Election season and talk of eliminating the ACA has not given Rafieei much reassurance, though.
“I cannot stomach politics. I am beyond terrified,” she says.
And yet she plans to head to the polls — in person — despite having a compromised immune system.
“It might be a long day. But you know what? I want to fix whatever I can,” she says.
A few days after she votes, she’ll get a coronavirus test and go in for another round of surgery.
A key health issue in political swing states
Rafieei’s home state of Arizona is emblematic of the political contradictions around the health care law.
The Republican-led state reaped the benefits of the ACA. Arizona’s uninsured rate dropped considerably since 2010, in part because it expanded Medicaid.
But the state’s governor also embraced the Republican effort to repeal and replace the law in 2017, and now Arizona’s attorney general is part of the lawsuit that will be heard by the Supreme Court on Nov. 10 that could topple the entire law.
Depending on how the Supreme Court rules, ASU’s Reddy says any meaningful replacement for preexisting conditions would involve Congress and the next president.
“At the moment, we have absolutely no national replacement plan,” she says.
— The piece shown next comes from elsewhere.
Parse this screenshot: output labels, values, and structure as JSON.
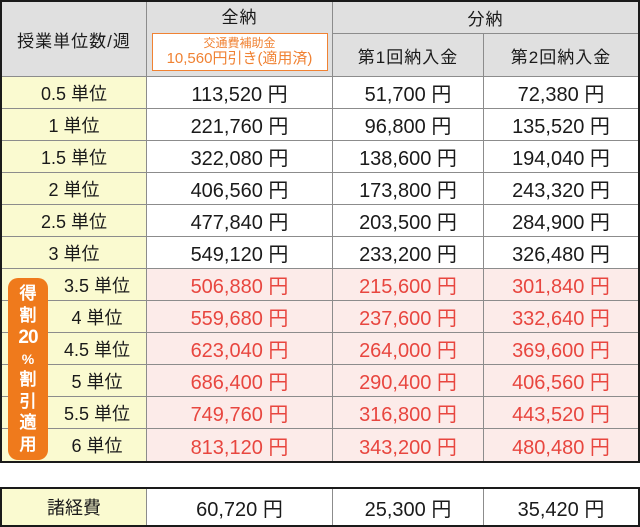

Meanwhile, some states have passed their own laws to maintain protections for preexisting conditions, in the event the ACA is struck down. But Reddy says those vary considerably from state to state.
For example, Arizona’s law, passed just earlier this year, only prevents insurers from outright denying coverage — consumers with preexisting conditions can be charged more.
“We are in this season of chaos around the Affordable Care Act,” says Reddy. “From a consumer perspective, it’s really hard to decipher all these details.”
As in the congressional midterm election of 2018, Democrats are hammering away at Republican’s track record on preexisting conditions and the ACA.
In Arizona, Mark Kelly, the Democratic candidate running for Senate, has run ads and used every opportunity to remind voters of Republican Sen. Martha McSally’s votes to repeal the law.
In Georgia, Democratic challenger Jon Ossoff has taken a similar approach.
“Can you look down the camera and tell the people of this state why you voted four times to allow insurance companies to deny us health care coverage because we may suffer from diabetes or heart disease or have cancer in remission?” Ossoff said during a debate with his opponent, Republican Sen. David Purdue.
Republicans have often tried to skirt health care as a major issue this election cycle because there isn’t the same political advantage to pushing the repeal and replace argument, says Mark Peterson, a professor of public policy, political science and law at UCLA.
“It’s political suicide, there doesn’t seem to be any real political advantage anymore,” says Peterson.
But the timing of the Supreme Court case — exactly a week after election day — has somewhat obscured the issue for voters.
Republicans have chipped away at the health care law by reducing the individual mandate — the provision requiring consumers to purchase insurance — to zero dollars.
The premise of the Supreme Court case is that the ACA no longer qualifies as a tax because of this change in the penalty.
“It is an extraordinary stretch, even among many conservative legal scholars, to say that the entire law is predicated on the existence of an enforced individual mandate,” says Peterson.
The court could rule in a very limited way that does not disrupt the entire law or protections for preexisting conditions, he says.
Like many issues this election, Peterson says there is a big disconnect between what voters in the two parties believe is at stake with the ACA.
“Not everybody, particularly Republicans, associates the ACA with protecting preexisting conditions,” he says. “But it is pretty striking that overwhelmingly Democrats and Independents do — and a number of Republicans — that’s enough to give a significant national supermajority.”